England head coach Eddie Jones says he was pleased Japan were "fired up" by his pre-match claim that they should "pray, pray, pray".
England came from 15-10 down to win 35-15 in their penultimate autumn international at Twickenham.
Japan coach Jamie Joseph said his players were "highly motivated" by Jones, adding: "It fired me up a bit."
"That is exactly what we wanted. We wanted Japan to be at their best," Jones told BBC Radio 5 live.
"We didn't underestimate them at all. We knew it was a tough game."
"That helped us and helped our motivation."
Earlier this week, Jones told Japan, whom he coached for three years from 2012, to "go to the temple", and that England would be "absolutely ruthless".
Japan - ranked seven places below England and 60-7 losers in the teams' only previous Test meeting - led at half-time before England scored 20 unanswered second-half points.
"Perhaps we got seduced a bit by the start," said Jones, whose side led through scrum-half Danny Care's third-minute try.
"If you score with the your first touch of the ball, then perhaps players subconsciously think that this is not going to be as hard as we thought it was going to be."
|England's autumn Tests|
|3 November||Beat South Africa 12-11|
|10 November||Lost to New Zealand 16-15|
|17 November||Beat Japan 35-15|
|All matches at Twickenham|
Australian Jones, 58, said his half-time team talk was not particularly ferocious.
He said: "It's different these days. Once you get past 55, you tone it down.
"We just talked about the fact we needed more effort and needed to get stuck in. We weren't getting stuck in but started doing that in the second half.
"It's really pleasing and our players will learn a lot about that."

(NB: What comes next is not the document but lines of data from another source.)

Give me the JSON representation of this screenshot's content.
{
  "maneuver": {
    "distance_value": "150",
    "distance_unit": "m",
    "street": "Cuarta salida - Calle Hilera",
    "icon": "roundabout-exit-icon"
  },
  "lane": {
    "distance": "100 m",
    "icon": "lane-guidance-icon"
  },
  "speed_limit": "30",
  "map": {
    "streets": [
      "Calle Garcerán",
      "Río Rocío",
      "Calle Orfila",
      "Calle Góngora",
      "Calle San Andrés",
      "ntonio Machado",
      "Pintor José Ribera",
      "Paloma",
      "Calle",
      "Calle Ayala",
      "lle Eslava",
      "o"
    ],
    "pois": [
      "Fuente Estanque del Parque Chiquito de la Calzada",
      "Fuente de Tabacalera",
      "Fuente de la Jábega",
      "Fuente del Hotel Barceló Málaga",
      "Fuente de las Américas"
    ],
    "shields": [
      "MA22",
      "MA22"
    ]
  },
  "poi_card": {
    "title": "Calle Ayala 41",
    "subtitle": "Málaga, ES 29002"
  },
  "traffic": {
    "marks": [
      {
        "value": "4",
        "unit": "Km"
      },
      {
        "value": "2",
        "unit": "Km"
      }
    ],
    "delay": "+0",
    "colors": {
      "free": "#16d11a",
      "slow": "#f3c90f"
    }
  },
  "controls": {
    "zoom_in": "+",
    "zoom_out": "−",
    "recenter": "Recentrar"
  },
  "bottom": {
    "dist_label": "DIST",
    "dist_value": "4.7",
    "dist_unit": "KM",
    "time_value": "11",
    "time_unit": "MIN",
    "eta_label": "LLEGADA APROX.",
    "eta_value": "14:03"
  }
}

England made 11 changes to the team that lost 15-16 to New Zealand last weekend, and shortened their preparation time to replicate the short turnarounds involved in the World Cup.
Before the players returned to the dressing room at half-time, fly-half George Ford - captain on his 50th cap - called them into a huddle on the pitch.
"I asked the players whether that was good enough to play like that for England in a Test match and there was a resounding 'no' from everyone," he told BBC Radio 5 live.
"We needed an attitude change and a different mindset in the second half, to bring more energy and life to our performance, particularly defensively.
"The pleasing thing is we got that response in the second half."
Former England fly-half Paul Grayson on BBC Radio 5 live
If Jones' comments last week were aimed at making sure that Japan's players were as fired up as they could be, he could have said it in a better way.
If you are going to go into the depths of the World Cup, you are going to have to rely on some fringe players. When you call a team out and say you are going to stand and deliver and fail to do so, that is some cause for concern.
Former England wing Ugo Monye on BBC TV
The scoreline doesn't tell the whole story. Japan have been brilliant today; their skill level and creativity was brilliant to watch.
England's lack of fluency seemed to be down to their indiscipline. It seems to be a running theme in 2018, whether it be the Six Nations, the tour to South Africa or during these autumn internationals. They gave away almost 10 penalties in that first half offering up territory and possession.
England should not have to rely on Owen Farrell to set the bar in terms of physicality, leadership and game management. Kyle Sinckler and Sam Underhill also lifted the intensity when they came off the bench.
England dug themselves out of a hole and it's that grit that will help them in the pool stages of next year's World Cup.